Havana has been unable to join other undersea fiber-optic cable networks due to a US embargo.
But state telecom company Etecsa said the new Internet link, which also extends to Jamaica, would not mean the island was lifting its restrictions on Internet access.
"Since last January 10, we began to perform quality testing of Internet traffic on the system.
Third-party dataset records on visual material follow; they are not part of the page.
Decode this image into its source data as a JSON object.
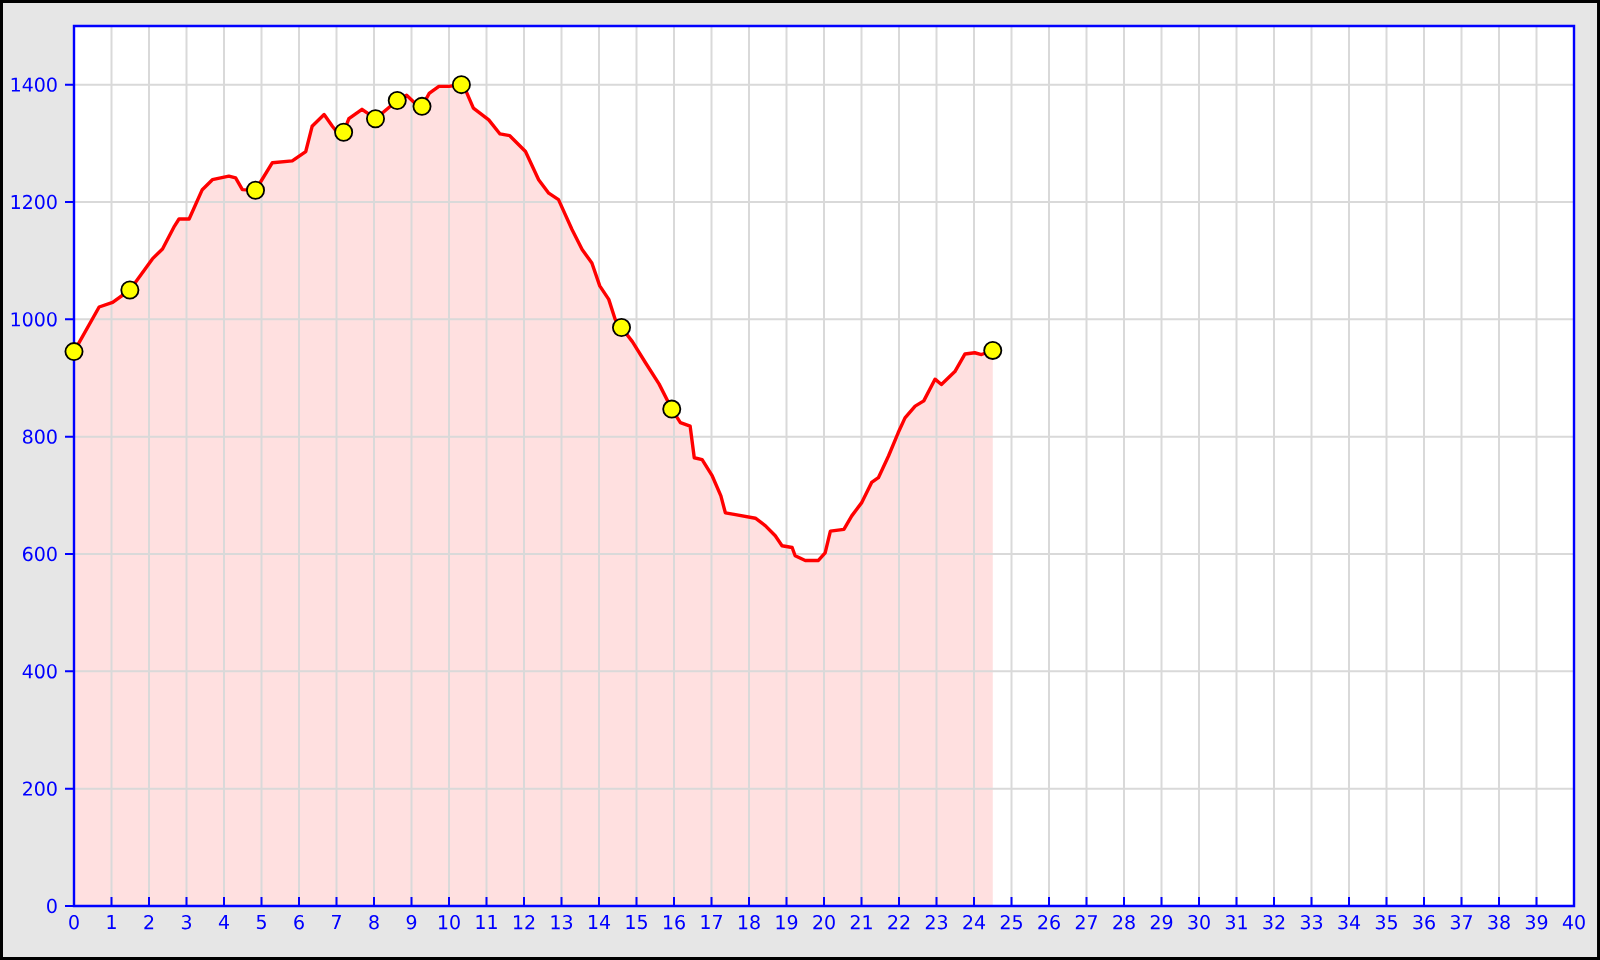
{
  "chart_data": {
    "type": "area",
    "xlim": [
      0,
      40
    ],
    "ylim": [
      0,
      1500
    ],
    "xticks": [
      0,
      1,
      2,
      3,
      4,
      5,
      6,
      7,
      8,
      9,
      10,
      11,
      12,
      13,
      14,
      15,
      16,
      17,
      18,
      19,
      20,
      21,
      22,
      23,
      24,
      25,
      26,
      27,
      28,
      29,
      30,
      31,
      32,
      33,
      34,
      35,
      36,
      37,
      38,
      39,
      40
    ],
    "yticks": [
      0,
      200,
      400,
      600,
      800,
      1000,
      1200,
      1400
    ],
    "grid": true,
    "series": [
      {
        "color": "#ff0000",
        "x": [
          0,
          0.67,
          1.03,
          1.49,
          2.09,
          2.36,
          2.68,
          2.8,
          3.07,
          3.42,
          3.69,
          4.13,
          4.31,
          4.49,
          4.84,
          5.29,
          5.82,
          6.18,
          6.35,
          6.67,
          6.89,
          7.1,
          7.19,
          7.33,
          7.68,
          8.04,
          8.62,
          8.87,
          9.1,
          9.28,
          9.47,
          9.73,
          10.0,
          10.33,
          10.44,
          10.65,
          11.06,
          11.36,
          11.62,
          12.04,
          12.39,
          12.66,
          12.92,
          13.28,
          13.55,
          13.81,
          14.02,
          14.26,
          14.43,
          14.6,
          14.89,
          15.24,
          15.6,
          15.94,
          16.17,
          16.43,
          16.54,
          16.75,
          17.02,
          17.25,
          17.37,
          17.64,
          18.17,
          18.44,
          18.7,
          18.88,
          19.15,
          19.23,
          19.5,
          19.85,
          20.03,
          20.17,
          20.53,
          20.74,
          21.01,
          21.27,
          21.45,
          21.72,
          21.98,
          22.16,
          22.43,
          22.66,
          22.96,
          23.13,
          23.49,
          23.76,
          24.02,
          24.2,
          24.5
        ],
        "values": [
          945,
          1021,
          1029,
          1050,
          1103,
          1120,
          1159,
          1171,
          1171,
          1221,
          1238,
          1244,
          1241,
          1221,
          1220,
          1267,
          1270,
          1286,
          1329,
          1349,
          1329,
          1312,
          1319,
          1342,
          1358,
          1342,
          1373,
          1382,
          1368,
          1363,
          1385,
          1397,
          1397,
          1400,
          1391,
          1360,
          1340,
          1316,
          1313,
          1286,
          1238,
          1215,
          1204,
          1153,
          1119,
          1096,
          1057,
          1034,
          1000,
          986,
          962,
          926,
          890,
          847,
          824,
          818,
          764,
          761,
          733,
          699,
          670,
          667,
          661,
          648,
          631,
          614,
          611,
          597,
          589,
          589,
          602,
          639,
          642,
          665,
          688,
          722,
          730,
          767,
          807,
          832,
          852,
          861,
          898,
          889,
          911,
          941,
          943,
          940,
          947
        ]
      },
      {
        "type": "scatter",
        "color": "#ffff00",
        "marker": "circle",
        "x": [
          0,
          1.49,
          4.84,
          7.19,
          8.04,
          8.62,
          9.28,
          10.33,
          14.6,
          15.94,
          24.5
        ],
        "values": [
          945,
          1050,
          1220,
          1319,
          1342,
          1373,
          1363,
          1400,
          986,
          847,
          947
        ]
      }
    ]
  }
}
They are conducted using real traffic to and from Cuba," Etecsa said in a statement published in the state-run Granma newspaper.
The 1,600-kilometer (994-mile) cable, estimated to cost $70 million, was actually completed in February 2011 and was due to come into operation in July 2011. However, officials never explained why it remained unused.
In its statement, Etecsa said the cable has been "operational since August 2012," and was initially tested with international telephone traffic.
But it warned that the "conclusion of the testing process ... will not automatically mean an increase in access" for Cubans to the Internet.
"It will be necessary to make investments in the domestic telecommunications infrastructure and increase foreign exchange resources to pay for Internet traffic in order to achieve the gradual growth of a service we provide mostly for free today," Etecsa said.
A US embargo bans Cuban access to underwater Internet cables, one of which runs from Miami to Cancun, Mexico, a mere 32 kilometers (20 miles) from Havana.
Because of this, Cuba had connected to the Internet via slower satellites. The government has blamed the limited bandwidth for restrictions on Internet access, saying it forces them to "prioritize" it for "social use" purposes, with universities, companies and research centers favored.
Dissidents have said the government's true goal is to control access to information.
The lack of details explaining the cable's operational delay also sparked reactions.
"Remember, the cable has a lifespan of 25 years. The clock is ticking," the official blogger Arian Perez wrote on his blog earlier this month.
The project is considered one of the most ambitious examples of cooperation between the close allies in Caracas and Havana, where Venezuelan President Hugo Chavez is convalescing following cancer surgery in December.